I LOVE LOVE LOVE rereading old journals/blog posts every now and then to see how I’ve changed/improved and how certain things have affected me over the years, because in this fast-paced world more often than not we forget the little details and it’s just nice to be reminded of those details. As you can see, I LOVE details he he…

Actually after deciding to life without kids, I even begin to consider my blogs as a sort of legacy for the world. 🙂

21 Lori Lavender Luz { 09.17.13 at 3:45 pm }

I’m in the boat with you. I journal because I want to document. I want to be able to go back to any day in my life (well, back to my teens) and know what I was going through on that day. I could never never burn them.
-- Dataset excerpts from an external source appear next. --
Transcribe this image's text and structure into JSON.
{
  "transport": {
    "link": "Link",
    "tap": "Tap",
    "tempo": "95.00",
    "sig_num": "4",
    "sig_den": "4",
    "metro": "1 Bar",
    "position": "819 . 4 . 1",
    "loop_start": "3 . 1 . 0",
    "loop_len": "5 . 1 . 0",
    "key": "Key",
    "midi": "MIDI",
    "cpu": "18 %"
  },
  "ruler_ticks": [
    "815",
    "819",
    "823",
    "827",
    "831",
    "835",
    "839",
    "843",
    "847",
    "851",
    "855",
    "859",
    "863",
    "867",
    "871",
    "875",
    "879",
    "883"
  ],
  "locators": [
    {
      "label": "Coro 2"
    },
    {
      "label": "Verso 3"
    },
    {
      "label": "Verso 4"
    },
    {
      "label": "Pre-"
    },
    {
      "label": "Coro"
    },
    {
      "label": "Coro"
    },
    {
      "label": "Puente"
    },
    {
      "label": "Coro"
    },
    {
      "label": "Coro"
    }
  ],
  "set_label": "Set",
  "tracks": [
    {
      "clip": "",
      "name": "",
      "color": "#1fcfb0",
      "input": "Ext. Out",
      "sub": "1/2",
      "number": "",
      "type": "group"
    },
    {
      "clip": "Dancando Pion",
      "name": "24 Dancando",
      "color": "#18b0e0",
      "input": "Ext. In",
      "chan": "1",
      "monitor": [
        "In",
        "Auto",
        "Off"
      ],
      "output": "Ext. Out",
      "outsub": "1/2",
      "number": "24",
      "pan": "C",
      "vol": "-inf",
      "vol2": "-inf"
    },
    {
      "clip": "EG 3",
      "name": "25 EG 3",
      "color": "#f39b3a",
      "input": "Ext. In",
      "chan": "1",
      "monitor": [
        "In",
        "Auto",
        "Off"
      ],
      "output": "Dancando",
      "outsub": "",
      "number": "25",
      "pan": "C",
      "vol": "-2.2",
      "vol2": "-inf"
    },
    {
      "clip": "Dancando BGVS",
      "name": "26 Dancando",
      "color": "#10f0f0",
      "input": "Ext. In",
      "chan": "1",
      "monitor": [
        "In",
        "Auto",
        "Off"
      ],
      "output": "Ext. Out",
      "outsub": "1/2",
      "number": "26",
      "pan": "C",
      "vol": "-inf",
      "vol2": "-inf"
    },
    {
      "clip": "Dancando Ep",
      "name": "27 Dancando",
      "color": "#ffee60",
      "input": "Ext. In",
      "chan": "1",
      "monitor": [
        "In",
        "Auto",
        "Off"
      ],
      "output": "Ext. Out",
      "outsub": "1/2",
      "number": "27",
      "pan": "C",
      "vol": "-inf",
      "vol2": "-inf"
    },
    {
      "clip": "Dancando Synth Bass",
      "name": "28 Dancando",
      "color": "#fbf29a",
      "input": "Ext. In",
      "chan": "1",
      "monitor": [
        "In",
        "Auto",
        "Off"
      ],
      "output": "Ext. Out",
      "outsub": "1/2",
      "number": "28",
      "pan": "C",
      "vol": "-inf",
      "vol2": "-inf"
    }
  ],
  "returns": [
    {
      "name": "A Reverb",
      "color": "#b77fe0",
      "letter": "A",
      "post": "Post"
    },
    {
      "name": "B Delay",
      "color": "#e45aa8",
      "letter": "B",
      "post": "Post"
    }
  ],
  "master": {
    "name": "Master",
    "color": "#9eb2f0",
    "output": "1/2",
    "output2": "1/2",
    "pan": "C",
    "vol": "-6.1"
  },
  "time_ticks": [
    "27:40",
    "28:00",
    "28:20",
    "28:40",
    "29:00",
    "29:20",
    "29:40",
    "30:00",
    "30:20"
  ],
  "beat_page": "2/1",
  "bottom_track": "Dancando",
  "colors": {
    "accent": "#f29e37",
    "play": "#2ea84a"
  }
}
But I also don’t know what will happen to them later on. Like you, I don’t want my kids (or anyone else) reading without the context I could provide. My sister who also journals has instructions to make decisions about the journals should something happen to me.

22 St. Elsewhere { 09.18.13 at 1:50 am }

I am both.

I can be very passionate about chronicling. And then someday, if it no longer serves me right, I would want to just remove the whole thing.

My old diaries. I was an on and off diarist, but now I do not want anyone else to read what I wrote. I have been thinking about parting with them somehow, though I might just tear them.